By Scott Strasser, November 9 2016 —
University of Calgary students trying to torrent their favourite movies on the university’s Wi-Fi networks might be out of luck, after the U of C restricted access to BitTorrent on Nov. 1.
The U of C’s new IT policy dictates that BitTorrent is now restricted on the AirUC-Secure, AirUC-Guest and RezNet Wi-Fi networks.
BitTorrent is a decentralized Internet file sharing program that allows users to send and receive large files. Torrenting is the most common way to stream or download digital content and copyrighted material on the Internet.
Students, staff and faculty who have reasonable grounds for accessing BitTorrent can request to do so through an application form on the U of C’s IT website. Those who apply to access BitTorrent must prove their request relates to work duties or academic activities. Their request must also be compliant with Canadian copyright law.
“We are not saying people can’t have it. We’re saying people need to think reasonably in terms of their need for the service and what they are accessing. We hope people will take that responsibility very seriously,” U of C vice-president finance and services Linda Dalgetty said.
According to Dalgetty, there are three reasons why the university restricted BitTorrent access. The main reason was to comply with Canadian copyright legislation.
In January 2015, the Canadian government passed the “notice-and-notice” law under the Copyright Modernization Act. Under the law, internet service providers (ISPs) receive infringement notices from different copyright agencies when suspected pirates download copyrighted content on their networks.

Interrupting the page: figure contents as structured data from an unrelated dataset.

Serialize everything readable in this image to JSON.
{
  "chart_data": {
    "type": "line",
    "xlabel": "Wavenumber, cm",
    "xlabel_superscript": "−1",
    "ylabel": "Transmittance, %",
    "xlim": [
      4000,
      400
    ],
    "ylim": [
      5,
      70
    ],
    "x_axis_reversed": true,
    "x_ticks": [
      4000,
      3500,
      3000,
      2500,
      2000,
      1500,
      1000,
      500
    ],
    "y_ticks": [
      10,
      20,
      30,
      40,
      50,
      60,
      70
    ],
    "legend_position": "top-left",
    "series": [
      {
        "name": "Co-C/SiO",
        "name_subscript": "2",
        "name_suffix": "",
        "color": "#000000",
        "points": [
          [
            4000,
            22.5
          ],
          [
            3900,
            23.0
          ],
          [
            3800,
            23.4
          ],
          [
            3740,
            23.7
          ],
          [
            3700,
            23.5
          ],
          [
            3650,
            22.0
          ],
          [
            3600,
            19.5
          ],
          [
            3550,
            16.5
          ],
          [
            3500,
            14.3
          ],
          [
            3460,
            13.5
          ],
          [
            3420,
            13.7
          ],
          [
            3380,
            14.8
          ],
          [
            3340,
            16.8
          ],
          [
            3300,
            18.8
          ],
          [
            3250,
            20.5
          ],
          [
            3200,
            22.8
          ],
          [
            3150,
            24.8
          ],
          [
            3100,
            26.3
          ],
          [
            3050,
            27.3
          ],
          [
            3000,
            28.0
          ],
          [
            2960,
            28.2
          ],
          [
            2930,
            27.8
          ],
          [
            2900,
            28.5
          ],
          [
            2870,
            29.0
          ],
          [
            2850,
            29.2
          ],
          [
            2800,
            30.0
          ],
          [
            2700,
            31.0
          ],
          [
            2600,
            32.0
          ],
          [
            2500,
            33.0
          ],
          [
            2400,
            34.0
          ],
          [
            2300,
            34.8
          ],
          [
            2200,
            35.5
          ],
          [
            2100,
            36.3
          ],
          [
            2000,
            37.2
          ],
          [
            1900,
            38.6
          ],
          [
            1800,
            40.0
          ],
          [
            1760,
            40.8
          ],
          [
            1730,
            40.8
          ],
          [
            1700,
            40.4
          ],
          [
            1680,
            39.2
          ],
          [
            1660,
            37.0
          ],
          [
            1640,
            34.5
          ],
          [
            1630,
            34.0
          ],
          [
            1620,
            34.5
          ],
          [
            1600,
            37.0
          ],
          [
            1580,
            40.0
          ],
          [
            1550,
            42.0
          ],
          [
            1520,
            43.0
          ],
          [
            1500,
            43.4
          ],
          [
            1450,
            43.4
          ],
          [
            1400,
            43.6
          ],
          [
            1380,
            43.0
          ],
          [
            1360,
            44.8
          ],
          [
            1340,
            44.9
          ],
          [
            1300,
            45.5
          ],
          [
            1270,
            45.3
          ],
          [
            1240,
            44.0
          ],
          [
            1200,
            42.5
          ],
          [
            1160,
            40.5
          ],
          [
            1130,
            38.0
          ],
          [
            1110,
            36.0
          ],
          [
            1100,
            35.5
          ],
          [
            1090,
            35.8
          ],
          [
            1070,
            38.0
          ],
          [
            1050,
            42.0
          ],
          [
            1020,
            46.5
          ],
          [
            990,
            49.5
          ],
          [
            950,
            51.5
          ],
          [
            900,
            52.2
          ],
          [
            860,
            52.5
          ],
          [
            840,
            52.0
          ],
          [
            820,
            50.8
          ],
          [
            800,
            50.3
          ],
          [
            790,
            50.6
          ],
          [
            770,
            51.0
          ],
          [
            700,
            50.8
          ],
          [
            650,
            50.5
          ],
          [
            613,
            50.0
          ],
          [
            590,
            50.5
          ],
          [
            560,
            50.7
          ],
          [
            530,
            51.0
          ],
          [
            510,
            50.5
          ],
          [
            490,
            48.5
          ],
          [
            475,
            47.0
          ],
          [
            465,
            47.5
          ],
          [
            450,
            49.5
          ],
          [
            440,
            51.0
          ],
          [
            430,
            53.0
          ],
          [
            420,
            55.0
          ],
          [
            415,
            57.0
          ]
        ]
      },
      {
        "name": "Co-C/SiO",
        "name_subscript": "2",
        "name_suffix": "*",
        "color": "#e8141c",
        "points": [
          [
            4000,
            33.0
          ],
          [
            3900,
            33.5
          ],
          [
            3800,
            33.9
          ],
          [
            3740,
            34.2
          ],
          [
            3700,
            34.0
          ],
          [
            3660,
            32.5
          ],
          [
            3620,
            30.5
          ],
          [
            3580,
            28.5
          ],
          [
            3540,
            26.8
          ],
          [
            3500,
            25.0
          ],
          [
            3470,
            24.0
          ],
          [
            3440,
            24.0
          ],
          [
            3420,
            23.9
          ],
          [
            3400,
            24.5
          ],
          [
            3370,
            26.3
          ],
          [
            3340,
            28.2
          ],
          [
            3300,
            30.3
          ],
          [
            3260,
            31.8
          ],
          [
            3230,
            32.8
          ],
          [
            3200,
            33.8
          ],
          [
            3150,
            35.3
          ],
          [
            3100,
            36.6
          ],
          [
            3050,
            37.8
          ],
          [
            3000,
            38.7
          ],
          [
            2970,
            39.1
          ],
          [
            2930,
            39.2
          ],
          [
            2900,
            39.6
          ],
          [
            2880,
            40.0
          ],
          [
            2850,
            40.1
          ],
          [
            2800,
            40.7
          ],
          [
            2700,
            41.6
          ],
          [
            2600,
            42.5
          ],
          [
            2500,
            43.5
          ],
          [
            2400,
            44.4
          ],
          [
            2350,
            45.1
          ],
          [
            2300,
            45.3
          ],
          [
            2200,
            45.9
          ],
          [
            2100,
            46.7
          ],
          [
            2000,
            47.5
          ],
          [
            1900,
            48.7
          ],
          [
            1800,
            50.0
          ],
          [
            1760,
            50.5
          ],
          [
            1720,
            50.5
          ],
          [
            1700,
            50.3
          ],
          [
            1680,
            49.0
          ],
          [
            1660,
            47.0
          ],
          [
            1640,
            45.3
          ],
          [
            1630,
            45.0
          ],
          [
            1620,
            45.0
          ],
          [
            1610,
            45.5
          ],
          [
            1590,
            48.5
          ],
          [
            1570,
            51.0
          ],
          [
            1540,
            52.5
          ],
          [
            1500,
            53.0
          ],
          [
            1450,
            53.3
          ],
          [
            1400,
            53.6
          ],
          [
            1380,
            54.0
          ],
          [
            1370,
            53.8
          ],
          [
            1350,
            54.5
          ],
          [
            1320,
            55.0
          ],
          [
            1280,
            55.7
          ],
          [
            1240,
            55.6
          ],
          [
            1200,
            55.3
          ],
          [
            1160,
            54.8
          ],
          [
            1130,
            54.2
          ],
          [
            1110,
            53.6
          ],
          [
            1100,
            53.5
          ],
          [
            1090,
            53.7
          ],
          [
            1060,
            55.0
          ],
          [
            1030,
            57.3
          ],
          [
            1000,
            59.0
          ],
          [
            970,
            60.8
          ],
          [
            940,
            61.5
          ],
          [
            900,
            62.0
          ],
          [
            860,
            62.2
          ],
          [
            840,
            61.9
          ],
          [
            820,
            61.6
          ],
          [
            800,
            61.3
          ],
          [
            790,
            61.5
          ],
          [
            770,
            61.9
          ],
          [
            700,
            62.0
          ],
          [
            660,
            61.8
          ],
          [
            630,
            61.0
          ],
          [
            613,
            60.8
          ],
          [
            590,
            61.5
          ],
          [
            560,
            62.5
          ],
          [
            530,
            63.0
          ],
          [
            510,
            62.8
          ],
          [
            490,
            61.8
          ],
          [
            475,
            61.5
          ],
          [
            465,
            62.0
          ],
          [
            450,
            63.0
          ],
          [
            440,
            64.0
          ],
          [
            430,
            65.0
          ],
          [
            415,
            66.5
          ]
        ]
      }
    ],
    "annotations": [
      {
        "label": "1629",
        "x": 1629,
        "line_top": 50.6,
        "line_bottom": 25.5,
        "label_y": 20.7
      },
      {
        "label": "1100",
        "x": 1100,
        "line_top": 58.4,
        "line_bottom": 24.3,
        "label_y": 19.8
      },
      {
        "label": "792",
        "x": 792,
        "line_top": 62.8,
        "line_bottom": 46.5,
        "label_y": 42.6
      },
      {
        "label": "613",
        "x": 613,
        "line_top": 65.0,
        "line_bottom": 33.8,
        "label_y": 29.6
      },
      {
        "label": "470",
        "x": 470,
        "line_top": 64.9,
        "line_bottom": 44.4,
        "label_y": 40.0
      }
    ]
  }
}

By hosting a large network, the U of C provides services similar to those of an ISP. Therefore, the U of C receives notice-and-notice infringement letters from copyright agencies when digital content is illegally downloaded on campus.
Dalgetty said the majority of infringement notices the U of C receives are due to torrenting on campus Wi-Fi networks.
“We were definitely seeing instances where those formal notifications we were getting indicated BitTorrent was being used for copyrighted materials,” she said.
According to Dalgetty, the U of C experienced a sharp decrease in its notice-and-notice infringements immediately after the new policy was implemented. In the first eight days of November, she said the U of C received 90 per cent fewer notices than usual.
“I think what we’re finding is it has definitely made a difference. But we have to monitor that, because statistically, we have to go through a longer time frame than eight days,” Dalgetty said.
The other two reasons for restricting BitTorrent access, according to Dalgetty, are to enhance cyber security and to improve the U of C’s network performance.
“The more streaming we have on the campus, the more it impacts network performance and that takes away the user experience for other pursuits,” she said. “The third [reason] is security. The more streaming we have, the [higher chance] of inadvertently downloading something that would create issues.”
One common way to bypass a torrent restriction is to set up a virtual private network (VPN). Doing so is a way to anonymously access content through a secure and private network.
But Mea Wang, an associate professor in the U of C’s computer science department who has researched peer-to-peer file transferring systems, said setting up a VPN likely wouldn’t help bypass the U of C’s new policy.
“If the U of C is blocking this all together, no traffic of this kind is coming into this campus at all,” she said. “VPN itself allows you to remotely access a computer. You’re not doing any traffic on the U of C campus. I don’t think VPN would help.”
Dalgetty said other file sharing services do not currently fall under the U of C’s new IT policy. She acknowledged access to other torrenting clients might also be restricted in the future if the university’s IT department notices a spike in their use.
“There may be additional steps taken to restrict access to other services, not just BitTorrent,” Dalgetty said.